“Quello che non so di lei” (“D’après une histoire vraie”), ovvero quello che Polanski non sa della seduzione
Delphine, una famosa scrittrice alle prese con un blocco creativo, incontra una strana e seduttiva donna che pian piano le cambierà la vita.
Un film che sulla carta aveva tutti i requisiti per avvicinarsi al capolavoro (regia di Polanski, collaborazione di Assayas, presenza di due attrici come Emanuelle Seigner ed Eva Green), ma che a conti fatti rappresenta un’occasione mancata.
La ragione è la presenza di troppe teste pensanti e la più ingombrante paradossalmente è quella di Delphine de Vigan, l’autrice dell’omonimo romanzo dal quale è tratta la sceneggiatura. E così il doppio atteso diventa una figura esagonale che non crea ambiguità ma solo confusione. L’aspetto più deludente è Assayas che risulta limitato e bloccato come invece non era stato nello straordinario Sils Maria, in cui racconta sempre la storia di due donne coinvolte in una dinamica di identificazione/sdoppiamento.

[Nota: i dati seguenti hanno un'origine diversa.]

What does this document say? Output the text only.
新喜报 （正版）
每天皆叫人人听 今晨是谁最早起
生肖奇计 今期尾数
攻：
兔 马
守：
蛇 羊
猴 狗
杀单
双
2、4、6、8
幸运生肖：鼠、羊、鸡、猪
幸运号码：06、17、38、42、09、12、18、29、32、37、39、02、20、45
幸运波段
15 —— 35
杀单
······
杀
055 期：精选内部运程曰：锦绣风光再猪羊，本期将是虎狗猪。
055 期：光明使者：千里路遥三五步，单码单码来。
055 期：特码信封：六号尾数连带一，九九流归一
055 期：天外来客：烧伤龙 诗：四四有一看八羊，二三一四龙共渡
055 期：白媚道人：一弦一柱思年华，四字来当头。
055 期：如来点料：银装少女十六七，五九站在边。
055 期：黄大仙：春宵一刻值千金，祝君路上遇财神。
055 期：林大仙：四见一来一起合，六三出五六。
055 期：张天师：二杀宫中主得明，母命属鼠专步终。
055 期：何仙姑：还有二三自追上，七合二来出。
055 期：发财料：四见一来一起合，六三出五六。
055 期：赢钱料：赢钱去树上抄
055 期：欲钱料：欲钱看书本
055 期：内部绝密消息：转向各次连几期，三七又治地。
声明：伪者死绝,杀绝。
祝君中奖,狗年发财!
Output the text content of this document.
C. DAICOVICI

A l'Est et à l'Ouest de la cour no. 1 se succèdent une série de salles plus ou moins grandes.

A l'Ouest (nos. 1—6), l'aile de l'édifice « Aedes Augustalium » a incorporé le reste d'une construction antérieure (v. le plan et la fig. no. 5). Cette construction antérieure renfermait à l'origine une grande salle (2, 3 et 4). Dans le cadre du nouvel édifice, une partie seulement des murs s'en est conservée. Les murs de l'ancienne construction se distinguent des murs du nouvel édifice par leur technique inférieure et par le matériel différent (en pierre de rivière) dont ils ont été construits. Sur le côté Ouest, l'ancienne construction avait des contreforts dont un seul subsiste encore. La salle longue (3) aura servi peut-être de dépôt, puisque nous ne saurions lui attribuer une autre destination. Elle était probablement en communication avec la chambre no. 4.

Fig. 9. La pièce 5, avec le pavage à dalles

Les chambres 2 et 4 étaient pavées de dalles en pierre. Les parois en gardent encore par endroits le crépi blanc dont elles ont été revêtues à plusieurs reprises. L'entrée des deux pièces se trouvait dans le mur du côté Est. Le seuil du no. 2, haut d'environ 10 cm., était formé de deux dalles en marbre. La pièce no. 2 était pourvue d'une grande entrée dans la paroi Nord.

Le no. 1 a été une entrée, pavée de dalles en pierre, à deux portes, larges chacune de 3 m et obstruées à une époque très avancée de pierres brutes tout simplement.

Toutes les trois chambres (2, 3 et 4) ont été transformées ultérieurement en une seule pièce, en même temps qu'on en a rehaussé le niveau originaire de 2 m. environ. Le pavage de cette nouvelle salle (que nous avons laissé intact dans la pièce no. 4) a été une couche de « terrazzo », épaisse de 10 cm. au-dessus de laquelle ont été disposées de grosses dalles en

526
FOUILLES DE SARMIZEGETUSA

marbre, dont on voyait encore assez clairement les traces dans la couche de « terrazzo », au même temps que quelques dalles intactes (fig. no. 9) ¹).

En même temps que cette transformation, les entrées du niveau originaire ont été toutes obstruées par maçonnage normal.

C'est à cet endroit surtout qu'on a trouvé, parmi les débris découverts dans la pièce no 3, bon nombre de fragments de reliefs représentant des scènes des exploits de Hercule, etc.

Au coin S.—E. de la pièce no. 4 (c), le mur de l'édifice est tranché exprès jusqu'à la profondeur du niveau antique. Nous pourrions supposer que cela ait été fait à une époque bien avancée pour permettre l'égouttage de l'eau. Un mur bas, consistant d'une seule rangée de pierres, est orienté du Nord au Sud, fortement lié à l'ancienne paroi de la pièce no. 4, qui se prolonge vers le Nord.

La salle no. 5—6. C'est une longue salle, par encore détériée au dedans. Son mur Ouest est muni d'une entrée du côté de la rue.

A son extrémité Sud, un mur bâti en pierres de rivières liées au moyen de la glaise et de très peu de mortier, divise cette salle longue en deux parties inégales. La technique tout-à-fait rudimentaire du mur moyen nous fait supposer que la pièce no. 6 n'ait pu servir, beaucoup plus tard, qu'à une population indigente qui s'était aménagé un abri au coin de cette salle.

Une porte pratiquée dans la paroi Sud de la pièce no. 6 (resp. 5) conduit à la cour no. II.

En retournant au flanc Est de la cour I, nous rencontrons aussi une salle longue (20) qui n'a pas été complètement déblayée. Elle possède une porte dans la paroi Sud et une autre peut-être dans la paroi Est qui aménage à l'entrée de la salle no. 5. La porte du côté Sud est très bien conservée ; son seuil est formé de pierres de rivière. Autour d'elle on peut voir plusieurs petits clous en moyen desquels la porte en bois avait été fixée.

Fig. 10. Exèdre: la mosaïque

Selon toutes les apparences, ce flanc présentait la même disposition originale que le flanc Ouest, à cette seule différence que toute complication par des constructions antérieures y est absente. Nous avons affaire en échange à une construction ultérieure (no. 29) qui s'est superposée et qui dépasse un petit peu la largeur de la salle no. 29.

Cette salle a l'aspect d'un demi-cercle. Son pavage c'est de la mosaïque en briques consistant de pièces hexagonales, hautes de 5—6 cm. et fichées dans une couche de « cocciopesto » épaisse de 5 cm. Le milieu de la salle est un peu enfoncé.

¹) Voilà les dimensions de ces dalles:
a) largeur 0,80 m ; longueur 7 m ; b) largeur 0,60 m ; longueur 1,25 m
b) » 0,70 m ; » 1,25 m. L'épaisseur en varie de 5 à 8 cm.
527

Per quanto riguarda le due attrici protagoniste nulla da eccepire. Ma nonostante Seigner e Green abbiano fatto del loro meglio e abbiano creato una buona chimica, questo rapporto “simbiotico” non risulta mai accattivante. E forse il regista piuttosto che ispirarsi a Misery non deve morire avrebbe fatto meglio a guardare Inserzione pericolosa.
Quello che non so di lei non si può certo definire un film brutto o noioso ma sicuramente non raggiunge le sue potenzialità. La responsabilità finale di questa incompiutezza è da attribuire a Polanski che l’ha girato stancamente come fosse il suo stesso uomo ombra; il ghostwriter di quel regista che in passato ha realizzato capolavori come Rosemary’s baby, Chinatown, L’inquilino del terzo piano e più recentemente film interessanti come L’uomo nell’ombra e Venere in pelliccia. Inoltre è un peccato che non abbia sfruttato le incredibili potenzialità di un’attrice come Eva Green, che invece di citare Kathy Bates avrebbe potuto ricreare una Carmilla che seduce e vampirizza la propria vittima.